One might conclude erroneously that the reason the Lord intervened savingly on behalf of Lot and his family may be traced back to Abraham’s intercession for them (18.22-33). No doubt there is some truth to that, but Abraham’s prayer is a secondary cause at best. Moses himself tells us the reason for God’s forceful intervention. It was because “the LORD [was] being merciful to him” (19.16).
Here is sovereign mercy at work. When God asserts that “[he] will show mercy on whom [he] will show mercy (Exodus 33.19), he claims the right to intervene in whatever way is necessary in order for his glory to be displayed. In Lot’s case, it even meant being physically seized so that the mercy of God might be demonstrated.
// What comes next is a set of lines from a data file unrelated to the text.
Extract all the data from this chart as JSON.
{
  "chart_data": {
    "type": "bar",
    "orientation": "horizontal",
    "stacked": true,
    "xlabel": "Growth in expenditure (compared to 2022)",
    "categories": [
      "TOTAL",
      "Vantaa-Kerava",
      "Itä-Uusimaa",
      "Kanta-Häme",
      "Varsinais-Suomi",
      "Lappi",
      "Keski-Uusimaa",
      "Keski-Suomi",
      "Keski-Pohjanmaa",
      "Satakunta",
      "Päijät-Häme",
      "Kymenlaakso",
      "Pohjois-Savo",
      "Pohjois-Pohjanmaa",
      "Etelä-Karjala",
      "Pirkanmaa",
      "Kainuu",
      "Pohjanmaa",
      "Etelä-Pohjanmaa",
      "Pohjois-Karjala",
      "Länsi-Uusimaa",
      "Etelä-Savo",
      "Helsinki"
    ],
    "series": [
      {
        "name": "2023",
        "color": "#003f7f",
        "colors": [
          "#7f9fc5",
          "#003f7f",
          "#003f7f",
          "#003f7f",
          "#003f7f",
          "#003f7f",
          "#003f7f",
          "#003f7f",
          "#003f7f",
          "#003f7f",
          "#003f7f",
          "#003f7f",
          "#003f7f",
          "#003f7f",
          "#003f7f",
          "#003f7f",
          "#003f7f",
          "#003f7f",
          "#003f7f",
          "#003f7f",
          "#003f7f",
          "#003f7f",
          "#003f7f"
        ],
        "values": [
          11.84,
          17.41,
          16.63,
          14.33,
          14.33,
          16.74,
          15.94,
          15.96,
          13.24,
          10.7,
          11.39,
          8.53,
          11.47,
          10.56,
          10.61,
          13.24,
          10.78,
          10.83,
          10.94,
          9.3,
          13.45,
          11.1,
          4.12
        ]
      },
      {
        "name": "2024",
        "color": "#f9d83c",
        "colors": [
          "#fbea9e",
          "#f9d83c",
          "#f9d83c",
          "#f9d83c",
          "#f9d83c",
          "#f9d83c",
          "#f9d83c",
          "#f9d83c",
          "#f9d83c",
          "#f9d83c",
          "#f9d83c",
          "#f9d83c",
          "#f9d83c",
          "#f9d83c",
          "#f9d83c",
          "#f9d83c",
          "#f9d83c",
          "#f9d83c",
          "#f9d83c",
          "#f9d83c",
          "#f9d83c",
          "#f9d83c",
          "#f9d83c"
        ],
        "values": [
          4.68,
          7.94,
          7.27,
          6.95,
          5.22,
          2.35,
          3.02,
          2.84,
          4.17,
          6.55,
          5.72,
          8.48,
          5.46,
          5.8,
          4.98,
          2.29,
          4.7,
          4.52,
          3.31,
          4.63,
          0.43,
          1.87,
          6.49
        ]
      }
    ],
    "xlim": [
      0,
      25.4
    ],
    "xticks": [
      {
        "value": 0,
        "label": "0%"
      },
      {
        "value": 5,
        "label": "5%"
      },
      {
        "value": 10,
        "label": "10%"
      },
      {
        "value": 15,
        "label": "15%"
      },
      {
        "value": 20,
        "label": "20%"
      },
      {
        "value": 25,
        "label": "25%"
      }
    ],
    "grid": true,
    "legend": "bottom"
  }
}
And this is great cause for us to hope today. God’s promise to show you mercy means that your failings and foibles–even your finiteness and fallenness–cannot hinder his work of sovereign grace in your behalf. He will show mercy on whomever he chooses to show mercy. And he will do whatever it takes to demonstrate that mercy to you today.
So there is no cause for arrogance for those of us who love the sovereignty of God in grace. And we will no longer struggle with condescending thoughts of those who do not see the beauty of this truth as long as we see ourselves every day as no different from Lot. We must love sovereign grace, not because it makes us superior to other believers, but because it is our only hope.